Em 2007, em troca da instalação de mais duas turbinas binacionais, das quais o Brasil precisava, o Paraguai conseguiu negociar o benefício para comprar energia adicional em maior quantidade, pagando menos do que se consumisse o mesmo volume na forma de energia garantida.

Com a nova ata, diz o "ABC Color", o Paraguai concordava em usar a energia garantida de Itaipu -- mais cara que a excedente, que é usada hoje pelo país em maior proporção --, renunciando assim ao benefício que representava a compra dessa energia adicional, mais barata. O novo acordo geraria uma diferença de US$ 350 milhões (R$ 1,3 bilhão) para a Administração Nacional de Eletricidade (Ande) paraguaia, segundo especialistas da área ouvidos pelo periódico.

Usina binacional

A hidroelétrica de Itaipu, construída sobre o rio Paraná, que separa o Brasil e o Paraguai, produz 14 mil megawatts e é a segunda maior do mundo, atrás da chinesa Três Gargantas. O Brasil consome 93% da energia da usina, e compra o excedente da parte que caberia ao Paraguai.

A oposição paraguaia questiona a venda dessa energia "a um preço ridículo", segundo afirmou o parlamentar Ricardo Canese, que pertence ao partido Frente Guasú (Frente Grande).

Depois de 50 anos, em 2023, os dois países devem rever o tratado original de Itaipu, assinado em 1973 por Alfredo Stroessner e Ernesto Geisel.

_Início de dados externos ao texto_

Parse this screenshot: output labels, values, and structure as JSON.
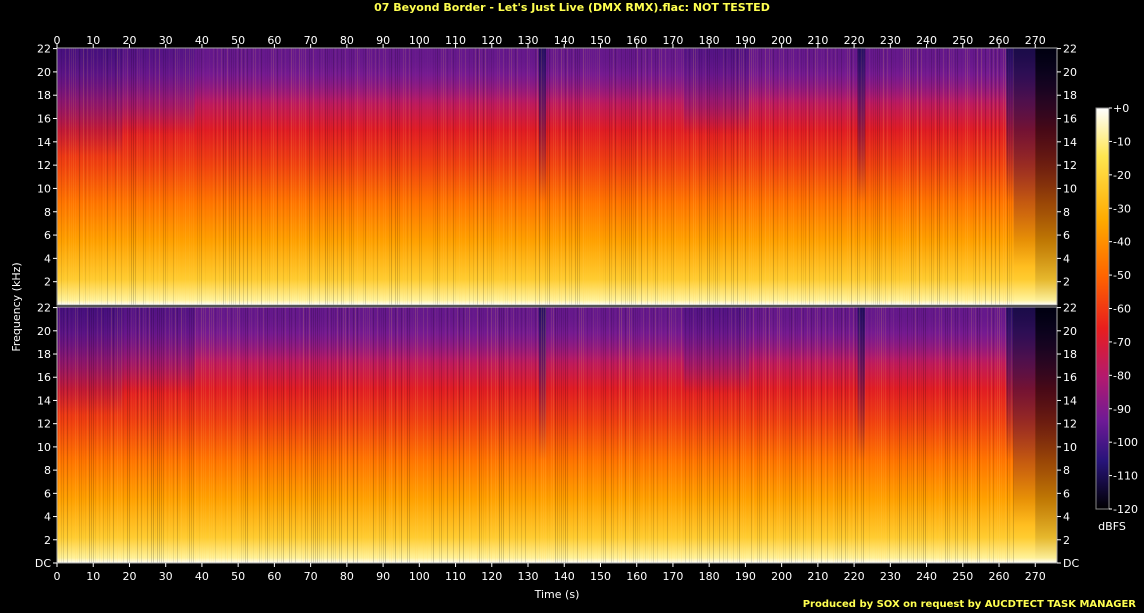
{
  "title": "07 Beyond Border - Let's Just Live (DMX RMX).flac: NOT TESTED",
  "footer": "Produced by SOX on request by AUCDTECT TASK MANAGER",
  "chart_data": {
    "type": "heatmap",
    "subtype": "spectrogram",
    "xlabel": "Time (s)",
    "ylabel": "Frequency (kHz)",
    "colorbar_label": "dBFS",
    "channels": 2,
    "xlim": [
      0,
      276
    ],
    "ylim": [
      0,
      22.05
    ],
    "x_ticks": [
      0,
      10,
      20,
      30,
      40,
      50,
      60,
      70,
      80,
      90,
      100,
      110,
      120,
      130,
      140,
      150,
      160,
      170,
      180,
      190,
      200,
      210,
      220,
      230,
      240,
      250,
      260,
      270
    ],
    "y_ticks": [
      {
        "value": 0,
        "label": "DC"
      },
      {
        "value": 2,
        "label": "2"
      },
      {
        "value": 4,
        "label": "4"
      },
      {
        "value": 6,
        "label": "6"
      },
      {
        "value": 8,
        "label": "8"
      },
      {
        "value": 10,
        "label": "10"
      },
      {
        "value": 12,
        "label": "12"
      },
      {
        "value": 14,
        "label": "14"
      },
      {
        "value": 16,
        "label": "16"
      },
      {
        "value": 18,
        "label": "18"
      },
      {
        "value": 20,
        "label": "20"
      },
      {
        "value": 22,
        "label": "22"
      }
    ],
    "colorbar_ticks": [
      "+0",
      "-10",
      "-20",
      "-30",
      "-40",
      "-50",
      "-60",
      "-70",
      "-80",
      "-90",
      "-100",
      "-110",
      "-120"
    ],
    "colorbar_range": [
      -120,
      0
    ],
    "colormap_stops": [
      "#000000",
      "#1a0050",
      "#4c0a8c",
      "#8c1a8c",
      "#c81e50",
      "#f03214",
      "#ff6400",
      "#ffaa00",
      "#ffe650",
      "#ffffff"
    ],
    "energy_regions": [
      {
        "t_start": 0,
        "t_end": 18,
        "level": "quiet"
      },
      {
        "t_start": 18,
        "t_end": 38,
        "level": "medium"
      },
      {
        "t_start": 38,
        "t_end": 133,
        "level": "loud"
      },
      {
        "t_start": 133,
        "t_end": 135,
        "level": "dip"
      },
      {
        "t_start": 135,
        "t_end": 173,
        "level": "loud"
      },
      {
        "t_start": 173,
        "t_end": 191,
        "level": "medium"
      },
      {
        "t_start": 191,
        "t_end": 221,
        "level": "loud"
      },
      {
        "t_start": 221,
        "t_end": 223,
        "level": "dip"
      },
      {
        "t_start": 223,
        "t_end": 262,
        "level": "loud"
      },
      {
        "t_start": 262,
        "t_end": 264,
        "level": "dip"
      },
      {
        "t_start": 264,
        "t_end": 270,
        "level": "fade"
      },
      {
        "t_start": 270,
        "t_end": 276,
        "level": "silence"
      }
    ]
  }
}
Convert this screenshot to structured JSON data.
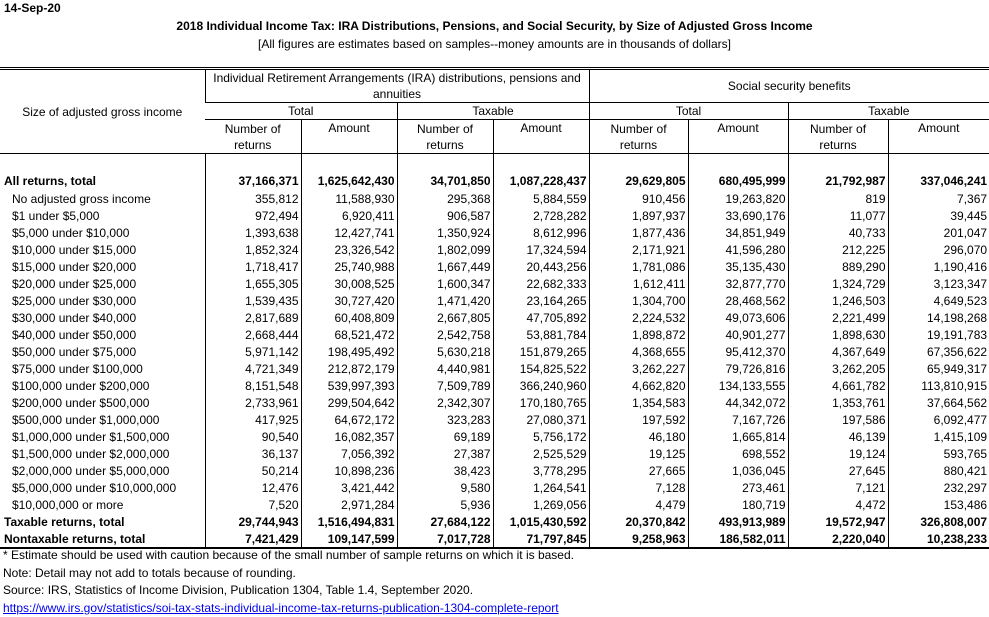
{
  "date": "14-Sep-20",
  "title": "2018 Individual Income Tax: IRA Distributions, Pensions, and Social Security, by Size of Adjusted Gross Income",
  "subtitle": "[All figures are estimates based on samples--money amounts are in thousands of dollars]",
  "header": {
    "row_label": "Size of adjusted gross income",
    "group1": "Individual Retirement Arrangements (IRA) distributions, pensions and annuities",
    "group2": "Social security benefits",
    "total": "Total",
    "taxable": "Taxable",
    "number_of_returns": "Number of returns",
    "amount": "Amount"
  },
  "rows": [
    {
      "label": "All returns, total",
      "bold": true,
      "values": [
        "37,166,371",
        "1,625,642,430",
        "34,701,850",
        "1,087,228,437",
        "29,629,805",
        "680,495,999",
        "21,792,987",
        "337,046,241"
      ]
    },
    {
      "label": "No adjusted gross income",
      "values": [
        "355,812",
        "11,588,930",
        "295,368",
        "5,884,559",
        "910,456",
        "19,263,820",
        "819",
        "7,367"
      ]
    },
    {
      "label": "$1 under $5,000",
      "values": [
        "972,494",
        "6,920,411",
        "906,587",
        "2,728,282",
        "1,897,937",
        "33,690,176",
        "11,077",
        "39,445"
      ]
    },
    {
      "label": "$5,000 under $10,000",
      "values": [
        "1,393,638",
        "12,427,741",
        "1,350,924",
        "8,612,996",
        "1,877,436",
        "34,851,949",
        "40,733",
        "201,047"
      ]
    },
    {
      "label": "$10,000 under $15,000",
      "values": [
        "1,852,324",
        "23,326,542",
        "1,802,099",
        "17,324,594",
        "2,171,921",
        "41,596,280",
        "212,225",
        "296,070"
      ]
    },
    {
      "label": "$15,000 under $20,000",
      "values": [
        "1,718,417",
        "25,740,988",
        "1,667,449",
        "20,443,256",
        "1,781,086",
        "35,135,430",
        "889,290",
        "1,190,416"
      ]
    },
    {
      "label": "$20,000 under $25,000",
      "values": [
        "1,655,305",
        "30,008,525",
        "1,600,347",
        "22,682,333",
        "1,612,411",
        "32,877,770",
        "1,324,729",
        "3,123,347"
      ]
    },
    {
      "label": "$25,000 under $30,000",
      "values": [
        "1,539,435",
        "30,727,420",
        "1,471,420",
        "23,164,265",
        "1,304,700",
        "28,468,562",
        "1,246,503",
        "4,649,523"
      ]
    },
    {
      "label": "$30,000 under $40,000",
      "values": [
        "2,817,689",
        "60,408,809",
        "2,667,805",
        "47,705,892",
        "2,224,532",
        "49,073,606",
        "2,221,499",
        "14,198,268"
      ]
    },
    {
      "label": "$40,000 under $50,000",
      "values": [
        "2,668,444",
        "68,521,472",
        "2,542,758",
        "53,881,784",
        "1,898,872",
        "40,901,277",
        "1,898,630",
        "19,191,783"
      ]
    },
    {
      "label": "$50,000 under $75,000",
      "values": [
        "5,971,142",
        "198,495,492",
        "5,630,218",
        "151,879,265",
        "4,368,655",
        "95,412,370",
        "4,367,649",
        "67,356,622"
      ]
    },
    {
      "label": "$75,000 under $100,000",
      "values": [
        "4,721,349",
        "212,872,179",
        "4,440,981",
        "154,825,522",
        "3,262,227",
        "79,726,816",
        "3,262,205",
        "65,949,317"
      ]
    },
    {
      "label": "$100,000 under $200,000",
      "values": [
        "8,151,548",
        "539,997,393",
        "7,509,789",
        "366,240,960",
        "4,662,820",
        "134,133,555",
        "4,661,782",
        "113,810,915"
      ]
    },
    {
      "label": "$200,000 under $500,000",
      "values": [
        "2,733,961",
        "299,504,642",
        "2,342,307",
        "170,180,765",
        "1,354,583",
        "44,342,072",
        "1,353,761",
        "37,664,562"
      ]
    },
    {
      "label": "$500,000 under $1,000,000",
      "values": [
        "417,925",
        "64,672,172",
        "323,283",
        "27,080,371",
        "197,592",
        "7,167,726",
        "197,586",
        "6,092,477"
      ]
    },
    {
      "label": "$1,000,000 under $1,500,000",
      "values": [
        "90,540",
        "16,082,357",
        "69,189",
        "5,756,172",
        "46,180",
        "1,665,814",
        "46,139",
        "1,415,109"
      ]
    },
    {
      "label": "$1,500,000 under $2,000,000",
      "values": [
        "36,137",
        "7,056,392",
        "27,387",
        "2,525,529",
        "19,125",
        "698,552",
        "19,124",
        "593,765"
      ]
    },
    {
      "label": "$2,000,000 under $5,000,000",
      "values": [
        "50,214",
        "10,898,236",
        "38,423",
        "3,778,295",
        "27,665",
        "1,036,045",
        "27,645",
        "880,421"
      ]
    },
    {
      "label": "$5,000,000 under $10,000,000",
      "values": [
        "12,476",
        "3,421,442",
        "9,580",
        "1,264,541",
        "7,128",
        "273,461",
        "7,121",
        "232,297"
      ]
    },
    {
      "label": "$10,000,000 or more",
      "values": [
        "7,520",
        "2,971,284",
        "5,936",
        "1,269,056",
        "4,479",
        "180,719",
        "4,472",
        "153,486"
      ]
    },
    {
      "label": "Taxable returns, total",
      "bold": true,
      "values": [
        "29,744,943",
        "1,516,494,831",
        "27,684,122",
        "1,015,430,592",
        "20,370,842",
        "493,913,989",
        "19,572,947",
        "326,808,007"
      ]
    },
    {
      "label": "Nontaxable returns, total",
      "bold": true,
      "values": [
        "7,421,429",
        "109,147,599",
        "7,017,728",
        "71,797,845",
        "9,258,963",
        "186,582,011",
        "2,220,040",
        "10,238,233"
      ]
    }
  ],
  "notes": {
    "estimate": "* Estimate should be used with caution because of the small number of sample returns on which it is based.",
    "rounding": "Note:  Detail may not add to totals because of rounding.",
    "source": "Source: IRS, Statistics of Income Division, Publication 1304, Table 1.4, September 2020.",
    "link": "https://www.irs.gov/statistics/soi-tax-stats-individual-income-tax-returns-publication-1304-complete-report",
    "link_color": "#0000ee"
  }
}
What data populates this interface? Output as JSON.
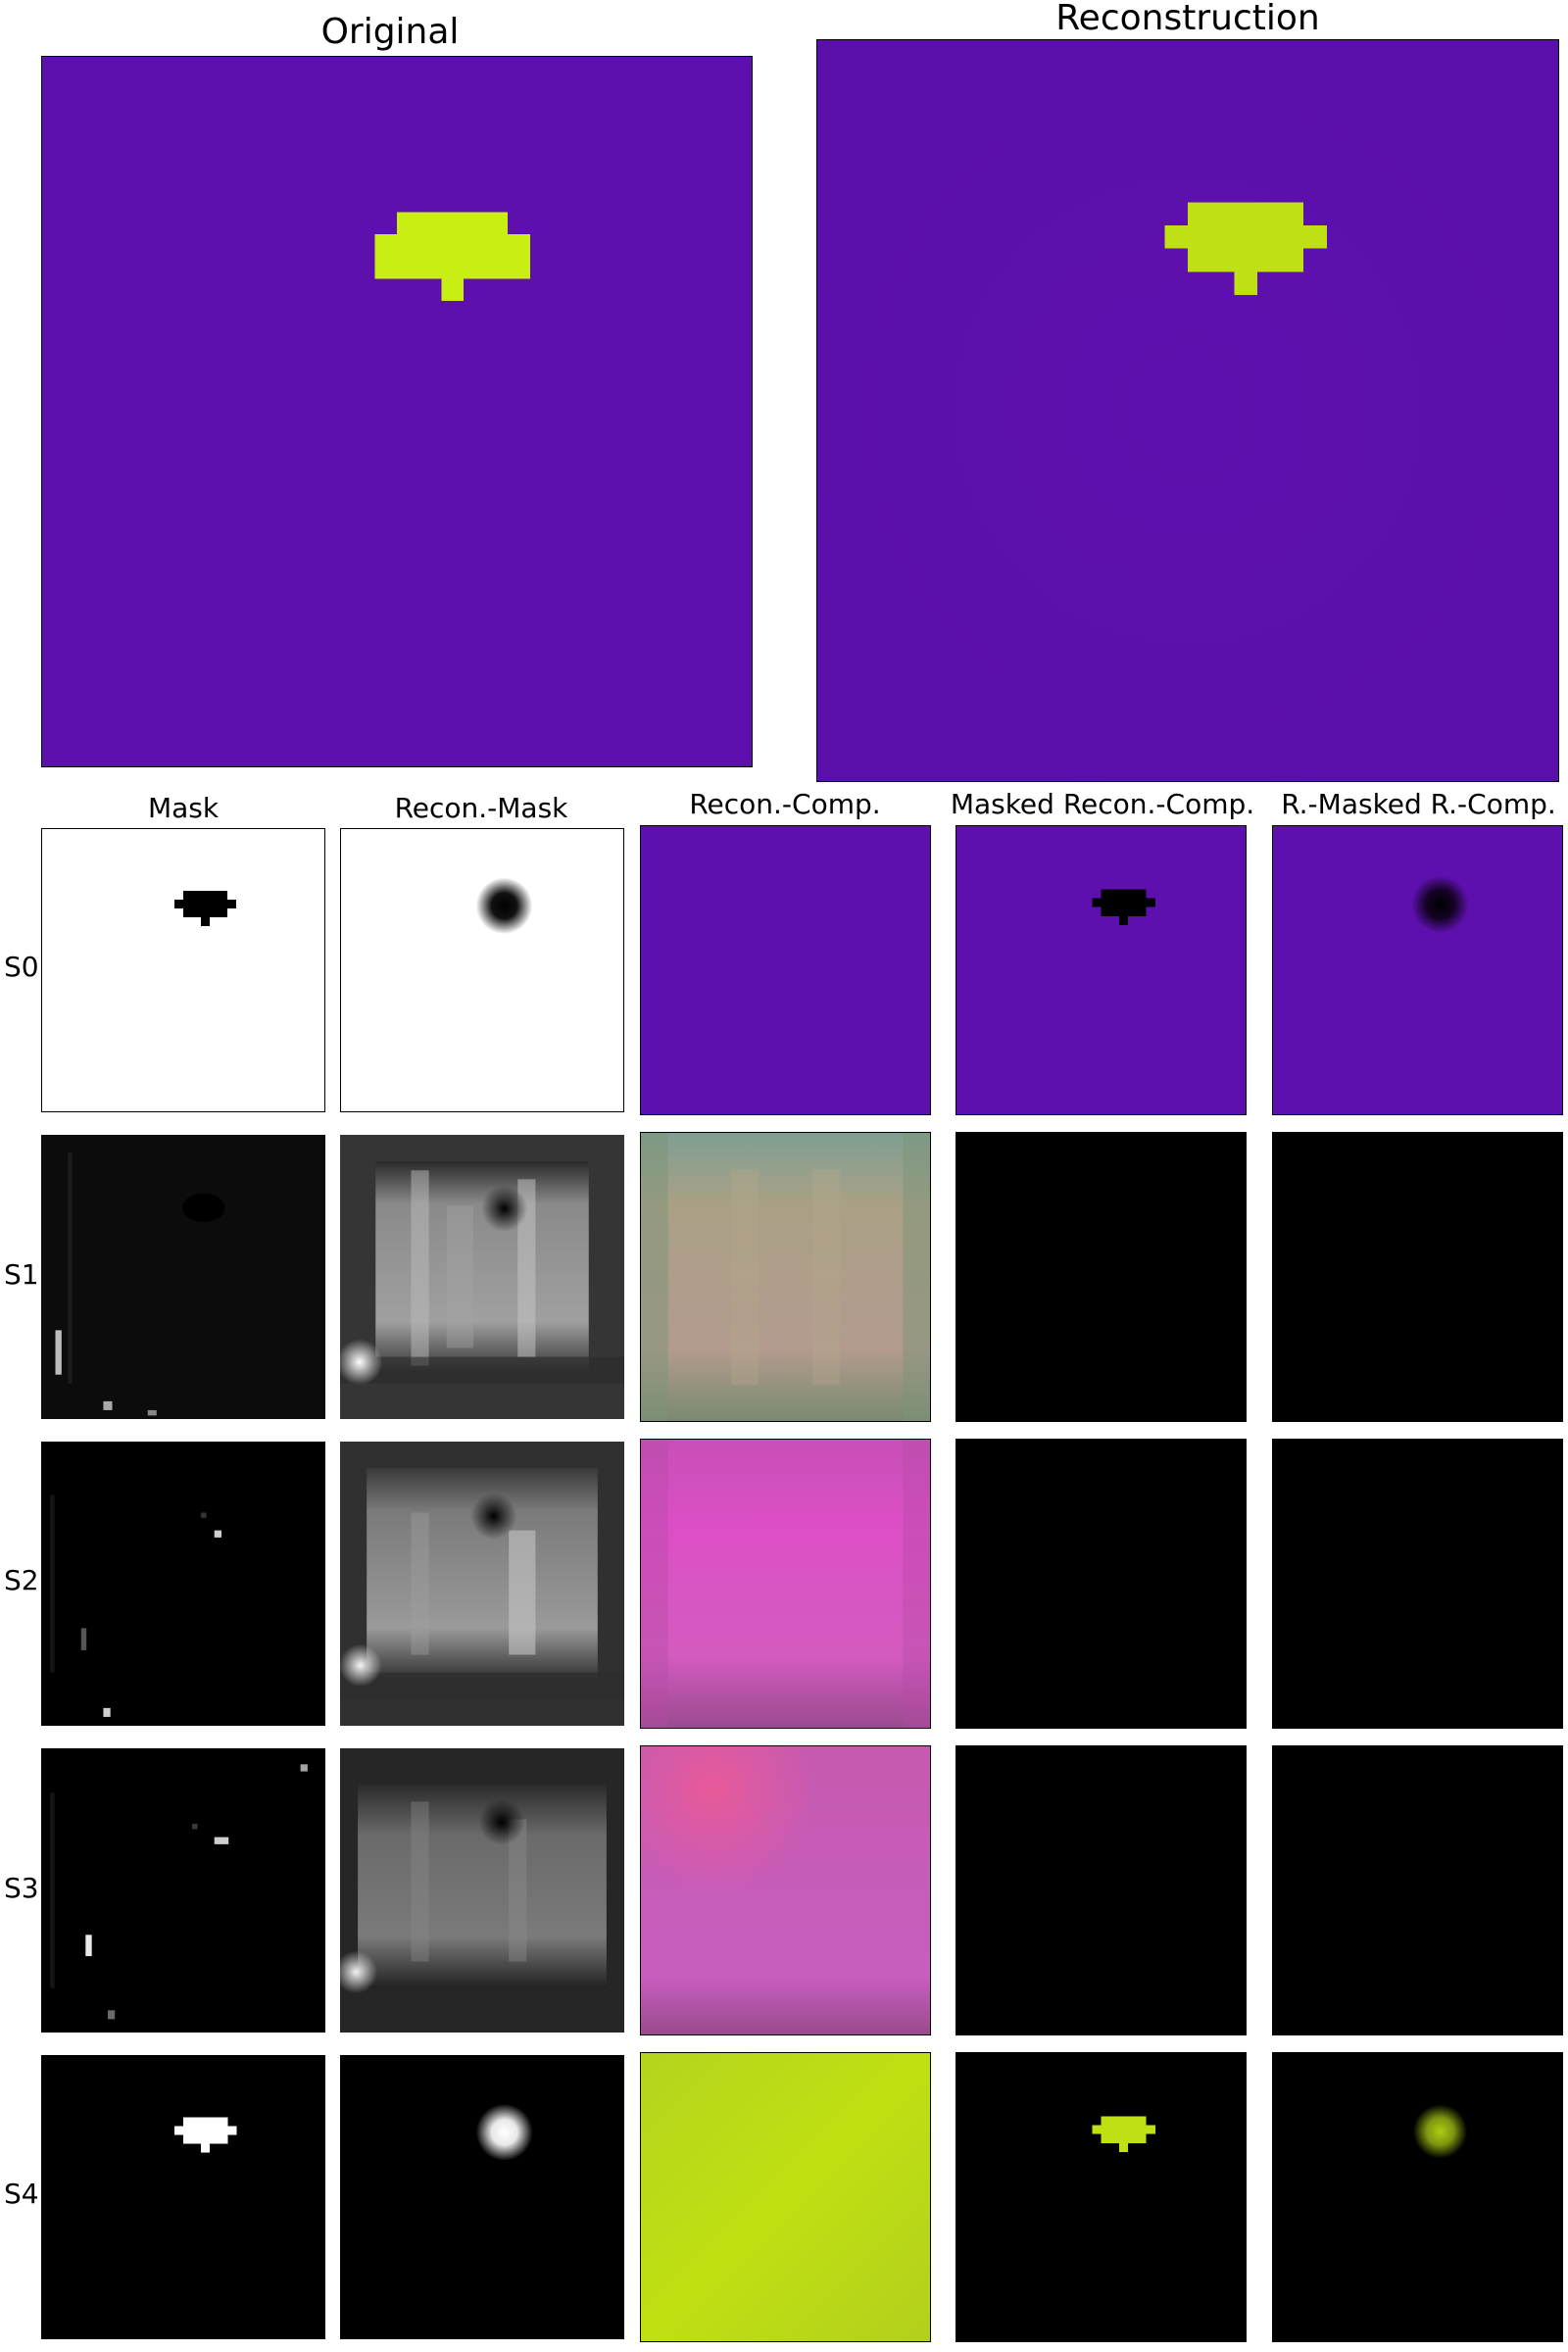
{
  "titles": {
    "original": "Original",
    "reconstruction": "Reconstruction"
  },
  "columns": [
    "Mask",
    "Recon.-Mask",
    "Recon.-Comp.",
    "Masked Recon.-Comp.",
    "R.-Masked R.-Comp."
  ],
  "rows": [
    "S0",
    "S1",
    "S2",
    "S3",
    "S4"
  ],
  "colors": {
    "background_purple": "#5e10ae",
    "object_yellow_green": "#c9ee14",
    "object_recon": "#bfe012",
    "s1_comp": "#a99c86",
    "s2_comp": "#d84ec4",
    "s3_comp": "#c85cbc",
    "s4_comp": "#bbdb16"
  }
}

Um novo tratado envolve a revisão do preço da energia, que sempre foi percebida no Paraguai como desfavorável aos seus interesses.

"O Paraguai deixou de receber US$ 75 bilhões por não vender a preço de mercado, desde que a usina começou a operar em 1984", garantiu à AFP o cientista político Miguel Carter, segundo cálculo feito a partir de dados oficiais.